Despite all these viable entertainment threats, the movie box office has actually grown over the years. The final total for the 2018 domestic box office was the biggest ever at $11.85 billion, according to comScore. Obviously, the death of the movie theater has been greatly exaggerated. Sure, we may not be going to as many films but we’re still shelling out a lot of money to go see event movies such as Jordan Peele’s Us most recently proved.
So what are the best theaters to go to? Well, we did the leg work for you and ranked our favorite movie chains.
6. AMC Theatres
Think of AMC as your local mall full of phone-addled teens, napping geriatrics, and sticky floors.

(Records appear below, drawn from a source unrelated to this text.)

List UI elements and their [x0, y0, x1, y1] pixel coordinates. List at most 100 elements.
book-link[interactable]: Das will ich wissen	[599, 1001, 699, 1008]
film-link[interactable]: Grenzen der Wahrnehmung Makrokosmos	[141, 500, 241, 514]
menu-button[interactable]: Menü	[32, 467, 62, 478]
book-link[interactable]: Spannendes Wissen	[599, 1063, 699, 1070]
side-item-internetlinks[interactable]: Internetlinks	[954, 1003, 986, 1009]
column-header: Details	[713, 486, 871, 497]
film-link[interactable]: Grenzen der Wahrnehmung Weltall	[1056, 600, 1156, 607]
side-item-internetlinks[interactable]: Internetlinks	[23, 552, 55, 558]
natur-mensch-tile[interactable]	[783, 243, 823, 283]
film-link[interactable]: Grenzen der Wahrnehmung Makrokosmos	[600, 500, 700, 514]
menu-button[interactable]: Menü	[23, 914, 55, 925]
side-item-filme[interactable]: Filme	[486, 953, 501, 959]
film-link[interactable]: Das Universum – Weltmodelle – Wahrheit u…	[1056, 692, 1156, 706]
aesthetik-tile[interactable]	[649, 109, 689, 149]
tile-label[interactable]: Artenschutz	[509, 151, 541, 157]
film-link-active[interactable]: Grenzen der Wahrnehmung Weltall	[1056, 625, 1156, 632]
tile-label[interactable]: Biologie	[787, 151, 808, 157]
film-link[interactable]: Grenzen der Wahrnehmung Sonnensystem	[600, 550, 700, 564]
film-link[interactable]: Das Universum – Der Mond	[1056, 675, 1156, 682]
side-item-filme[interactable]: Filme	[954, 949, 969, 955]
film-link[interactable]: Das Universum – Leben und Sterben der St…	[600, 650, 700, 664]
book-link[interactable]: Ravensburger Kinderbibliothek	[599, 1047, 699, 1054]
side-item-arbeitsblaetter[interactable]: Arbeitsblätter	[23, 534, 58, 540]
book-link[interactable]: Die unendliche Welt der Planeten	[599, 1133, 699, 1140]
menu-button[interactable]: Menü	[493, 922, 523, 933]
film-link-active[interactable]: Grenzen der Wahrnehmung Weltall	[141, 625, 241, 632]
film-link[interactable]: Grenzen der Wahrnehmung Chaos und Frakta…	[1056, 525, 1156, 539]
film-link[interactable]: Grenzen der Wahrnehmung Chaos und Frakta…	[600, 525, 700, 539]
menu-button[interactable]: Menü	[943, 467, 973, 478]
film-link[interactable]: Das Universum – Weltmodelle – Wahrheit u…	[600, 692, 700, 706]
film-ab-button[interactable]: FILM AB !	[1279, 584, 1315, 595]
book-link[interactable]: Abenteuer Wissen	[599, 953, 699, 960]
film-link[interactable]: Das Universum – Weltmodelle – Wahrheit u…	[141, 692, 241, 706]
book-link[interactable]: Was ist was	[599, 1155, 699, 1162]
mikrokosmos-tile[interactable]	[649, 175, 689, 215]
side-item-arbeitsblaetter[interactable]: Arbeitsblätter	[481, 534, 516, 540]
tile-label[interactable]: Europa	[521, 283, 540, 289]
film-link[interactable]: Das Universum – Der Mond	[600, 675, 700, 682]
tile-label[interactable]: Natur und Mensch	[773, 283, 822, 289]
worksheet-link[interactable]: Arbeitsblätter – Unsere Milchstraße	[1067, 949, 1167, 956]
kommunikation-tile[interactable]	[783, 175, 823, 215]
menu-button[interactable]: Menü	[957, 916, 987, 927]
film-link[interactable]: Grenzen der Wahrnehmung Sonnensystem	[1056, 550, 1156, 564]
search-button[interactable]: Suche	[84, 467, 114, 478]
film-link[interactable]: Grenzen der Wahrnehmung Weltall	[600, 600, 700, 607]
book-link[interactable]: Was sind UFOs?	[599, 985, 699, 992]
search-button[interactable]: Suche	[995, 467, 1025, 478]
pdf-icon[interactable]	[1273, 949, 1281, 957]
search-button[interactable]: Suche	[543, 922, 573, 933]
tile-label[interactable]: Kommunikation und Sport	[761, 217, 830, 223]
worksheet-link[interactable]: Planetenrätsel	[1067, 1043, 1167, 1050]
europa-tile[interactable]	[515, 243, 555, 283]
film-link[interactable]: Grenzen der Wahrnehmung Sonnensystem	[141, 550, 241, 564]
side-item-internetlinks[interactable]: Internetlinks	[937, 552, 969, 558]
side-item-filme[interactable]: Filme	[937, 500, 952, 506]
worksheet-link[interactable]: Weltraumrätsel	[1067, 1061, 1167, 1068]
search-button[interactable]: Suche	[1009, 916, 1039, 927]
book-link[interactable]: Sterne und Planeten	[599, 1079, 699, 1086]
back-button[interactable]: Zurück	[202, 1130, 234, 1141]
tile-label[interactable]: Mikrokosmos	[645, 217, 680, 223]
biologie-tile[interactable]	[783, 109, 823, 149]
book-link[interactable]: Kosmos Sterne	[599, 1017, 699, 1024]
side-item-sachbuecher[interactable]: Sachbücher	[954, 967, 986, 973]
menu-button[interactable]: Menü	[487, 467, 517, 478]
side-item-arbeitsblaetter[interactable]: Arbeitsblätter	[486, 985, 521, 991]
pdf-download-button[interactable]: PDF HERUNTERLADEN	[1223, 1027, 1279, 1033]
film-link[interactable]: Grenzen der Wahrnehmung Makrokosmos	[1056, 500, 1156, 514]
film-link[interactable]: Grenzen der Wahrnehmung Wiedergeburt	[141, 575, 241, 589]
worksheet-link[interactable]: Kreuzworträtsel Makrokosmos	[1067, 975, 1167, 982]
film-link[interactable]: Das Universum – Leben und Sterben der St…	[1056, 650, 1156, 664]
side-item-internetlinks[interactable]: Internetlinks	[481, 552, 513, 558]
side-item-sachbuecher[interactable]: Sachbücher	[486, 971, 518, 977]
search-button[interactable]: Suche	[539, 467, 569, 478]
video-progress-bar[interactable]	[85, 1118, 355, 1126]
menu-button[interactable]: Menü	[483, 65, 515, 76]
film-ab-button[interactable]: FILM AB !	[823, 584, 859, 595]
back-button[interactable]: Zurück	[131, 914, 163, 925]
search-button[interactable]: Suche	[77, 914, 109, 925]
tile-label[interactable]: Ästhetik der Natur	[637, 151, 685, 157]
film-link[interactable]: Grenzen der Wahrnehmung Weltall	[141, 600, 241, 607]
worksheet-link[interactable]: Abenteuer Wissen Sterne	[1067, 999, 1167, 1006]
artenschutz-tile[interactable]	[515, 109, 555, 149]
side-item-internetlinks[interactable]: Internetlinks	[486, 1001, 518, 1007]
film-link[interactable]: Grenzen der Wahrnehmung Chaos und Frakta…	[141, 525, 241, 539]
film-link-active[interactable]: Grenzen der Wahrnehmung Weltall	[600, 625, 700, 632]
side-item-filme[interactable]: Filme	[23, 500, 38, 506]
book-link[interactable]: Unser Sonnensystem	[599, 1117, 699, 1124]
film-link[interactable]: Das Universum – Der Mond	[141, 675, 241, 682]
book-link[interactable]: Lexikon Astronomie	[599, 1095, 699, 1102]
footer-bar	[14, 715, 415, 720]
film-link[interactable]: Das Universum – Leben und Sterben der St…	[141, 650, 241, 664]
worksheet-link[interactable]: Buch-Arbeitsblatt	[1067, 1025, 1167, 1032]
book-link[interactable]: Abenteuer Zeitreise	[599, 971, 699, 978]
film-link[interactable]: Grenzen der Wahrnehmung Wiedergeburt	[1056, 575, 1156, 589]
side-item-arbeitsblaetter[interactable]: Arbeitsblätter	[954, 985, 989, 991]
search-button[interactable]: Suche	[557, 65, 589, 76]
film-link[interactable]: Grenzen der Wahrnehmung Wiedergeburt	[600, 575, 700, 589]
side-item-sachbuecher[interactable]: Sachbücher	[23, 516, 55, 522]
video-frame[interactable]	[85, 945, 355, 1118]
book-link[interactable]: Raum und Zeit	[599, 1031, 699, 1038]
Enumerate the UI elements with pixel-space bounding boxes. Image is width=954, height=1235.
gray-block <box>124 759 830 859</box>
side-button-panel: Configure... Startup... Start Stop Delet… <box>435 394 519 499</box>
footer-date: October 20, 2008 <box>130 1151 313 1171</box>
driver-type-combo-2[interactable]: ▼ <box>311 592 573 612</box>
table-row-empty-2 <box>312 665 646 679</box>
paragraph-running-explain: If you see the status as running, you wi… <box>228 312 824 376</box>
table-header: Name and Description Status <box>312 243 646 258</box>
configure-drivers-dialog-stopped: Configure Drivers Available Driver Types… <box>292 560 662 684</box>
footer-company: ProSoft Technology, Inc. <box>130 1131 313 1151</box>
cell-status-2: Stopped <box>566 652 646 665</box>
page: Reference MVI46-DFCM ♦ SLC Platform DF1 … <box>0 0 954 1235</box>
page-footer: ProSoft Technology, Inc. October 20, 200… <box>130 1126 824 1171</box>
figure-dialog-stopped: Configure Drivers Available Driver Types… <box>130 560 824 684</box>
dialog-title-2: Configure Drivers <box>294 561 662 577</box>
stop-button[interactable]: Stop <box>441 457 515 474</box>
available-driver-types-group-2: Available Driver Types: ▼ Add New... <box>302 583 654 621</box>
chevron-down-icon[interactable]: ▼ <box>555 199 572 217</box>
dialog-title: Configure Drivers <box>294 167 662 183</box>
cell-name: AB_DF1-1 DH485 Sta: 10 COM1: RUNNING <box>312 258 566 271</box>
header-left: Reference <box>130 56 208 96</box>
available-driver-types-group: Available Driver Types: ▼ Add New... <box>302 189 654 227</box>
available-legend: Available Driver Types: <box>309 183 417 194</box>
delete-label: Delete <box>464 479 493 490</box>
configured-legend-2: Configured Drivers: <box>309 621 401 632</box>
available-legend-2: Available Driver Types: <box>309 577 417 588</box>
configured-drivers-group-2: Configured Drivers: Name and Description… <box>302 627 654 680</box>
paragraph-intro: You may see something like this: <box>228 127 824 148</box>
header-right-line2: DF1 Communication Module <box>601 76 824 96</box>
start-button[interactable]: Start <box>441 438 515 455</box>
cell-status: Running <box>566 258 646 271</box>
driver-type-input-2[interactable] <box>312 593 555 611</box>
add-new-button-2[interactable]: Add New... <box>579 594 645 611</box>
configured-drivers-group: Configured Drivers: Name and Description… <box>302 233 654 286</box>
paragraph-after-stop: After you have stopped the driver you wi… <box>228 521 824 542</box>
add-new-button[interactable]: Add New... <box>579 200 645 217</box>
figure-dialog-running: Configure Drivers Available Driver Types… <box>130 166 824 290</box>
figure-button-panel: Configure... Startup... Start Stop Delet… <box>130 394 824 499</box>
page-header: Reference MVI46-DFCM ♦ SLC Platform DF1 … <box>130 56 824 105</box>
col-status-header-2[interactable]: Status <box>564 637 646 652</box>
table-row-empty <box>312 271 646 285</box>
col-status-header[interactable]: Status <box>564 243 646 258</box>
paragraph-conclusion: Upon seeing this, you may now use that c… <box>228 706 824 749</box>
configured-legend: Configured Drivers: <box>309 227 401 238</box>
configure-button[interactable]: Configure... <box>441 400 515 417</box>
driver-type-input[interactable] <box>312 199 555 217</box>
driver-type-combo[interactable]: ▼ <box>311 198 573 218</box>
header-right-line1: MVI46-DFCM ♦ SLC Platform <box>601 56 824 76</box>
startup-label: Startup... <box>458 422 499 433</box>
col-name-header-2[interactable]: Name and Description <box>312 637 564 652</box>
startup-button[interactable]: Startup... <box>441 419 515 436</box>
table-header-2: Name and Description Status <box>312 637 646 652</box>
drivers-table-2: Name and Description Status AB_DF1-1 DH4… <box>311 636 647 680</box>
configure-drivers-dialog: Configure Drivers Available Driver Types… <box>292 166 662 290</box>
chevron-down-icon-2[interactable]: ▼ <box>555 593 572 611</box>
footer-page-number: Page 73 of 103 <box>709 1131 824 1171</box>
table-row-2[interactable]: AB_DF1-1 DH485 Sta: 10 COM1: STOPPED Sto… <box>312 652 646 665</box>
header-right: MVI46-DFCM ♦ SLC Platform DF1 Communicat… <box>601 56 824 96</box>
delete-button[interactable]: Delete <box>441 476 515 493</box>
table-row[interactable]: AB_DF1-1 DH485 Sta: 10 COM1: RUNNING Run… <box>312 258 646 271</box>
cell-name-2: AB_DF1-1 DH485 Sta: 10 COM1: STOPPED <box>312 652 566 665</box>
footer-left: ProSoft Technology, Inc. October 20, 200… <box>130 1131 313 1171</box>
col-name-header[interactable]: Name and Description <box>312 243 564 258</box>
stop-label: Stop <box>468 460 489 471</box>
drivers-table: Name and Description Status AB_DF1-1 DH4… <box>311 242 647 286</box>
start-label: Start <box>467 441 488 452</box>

In other words, there’s something for everyone, but if you want a unique experience, go somewhere else. Founded in 1920, AMC is now the largest movie theater chain in the world. The Kansas-headquartered company has introduced many theater-going innovations that have become standard today such as stadium-style seating, adjustable armrests, and loyalty programs. Their latest venture, AMC Stubs A-List, is a $19.95 a month subscription service that allows members to see up to three movies per week. The program was introduced after the ground-breaking Movie Pass crashed and burned. Stubs A-List has thrived, exceeding expectations with over 700,000 subscribers in just over a year.
5. Regal Cinemas
Chances are you’ve spent time and money at one of the three main Regal theater brands (Regal Cinemas, Edwards Theatres, and United Artists Theatres). The second-largest theater circuit in the U.S. offers all the good and bad of your typical movie-going experience, stressing convenience over uniqueness.
Photo: Regal Cinemas
4. Cinemark Theatres
Cinemark is another big global theater chain whose brands include Century Theatres, CinéArts, Rave, Tinseltown, and XD. While their aforementioned specialty theaters offer a nice niche service for film fanatics, the overall experience is meant for a broad, family-friendly audience.
3. Landmark Theatres
The nation’s largest cinema chain devoted to independent films has been revived over the past decade with 252 screens in 52 theaters. Among them are some of the most notable theaters in movie history, including their flagships The Landmark on Pico Boulevard in Los Angeles and The Landmark at 57 West in New York City. Offering a sophisticated (some might say stuffy) experience, the art-house cinema is a throwback to when movies were about a shared human experience rather than sensory overload.
Photo: Landmark Theatres
2. ArcLight Cinemas
Imagine a movie theater where you never have to deal with cellphones, crying babies, nor commercials? ArcLight offers all of that plus first-class amenities like a full bar, fine dining, filmmaker Q&As, reserved-seating, self-serve kiosks, and standby ushers who oversee quality control. Sure, you pay a couple more bucks, but it's worth every penny, as the Pacific Theatre-owned chain offers the best sight and sound technology and curated movies ranging from Hollywood blockbusters to indie documentaries. The specialty brand is slowly growing outside of California with openings in Chicago, Boston, and more.
Photo: ArcLight Cinemas
1. Alamo Drafthouse Cinema
If movie theaters survive in the next 30 years, they will probably look a lot like the Alamo Drafthouse. While other theater chains are closing or trying to re-brand, the Austin-based cinema chain is growing exponentially. Their winning formula is simple. They appeal to cinephiles, film geeks, and average consumers with a fun approach that is inclusive rather than exclusive. In addition, each Alamo Drafthouse offers a unique experience that captures its host city, while maintaining the theater etiquette and spirit of the brand.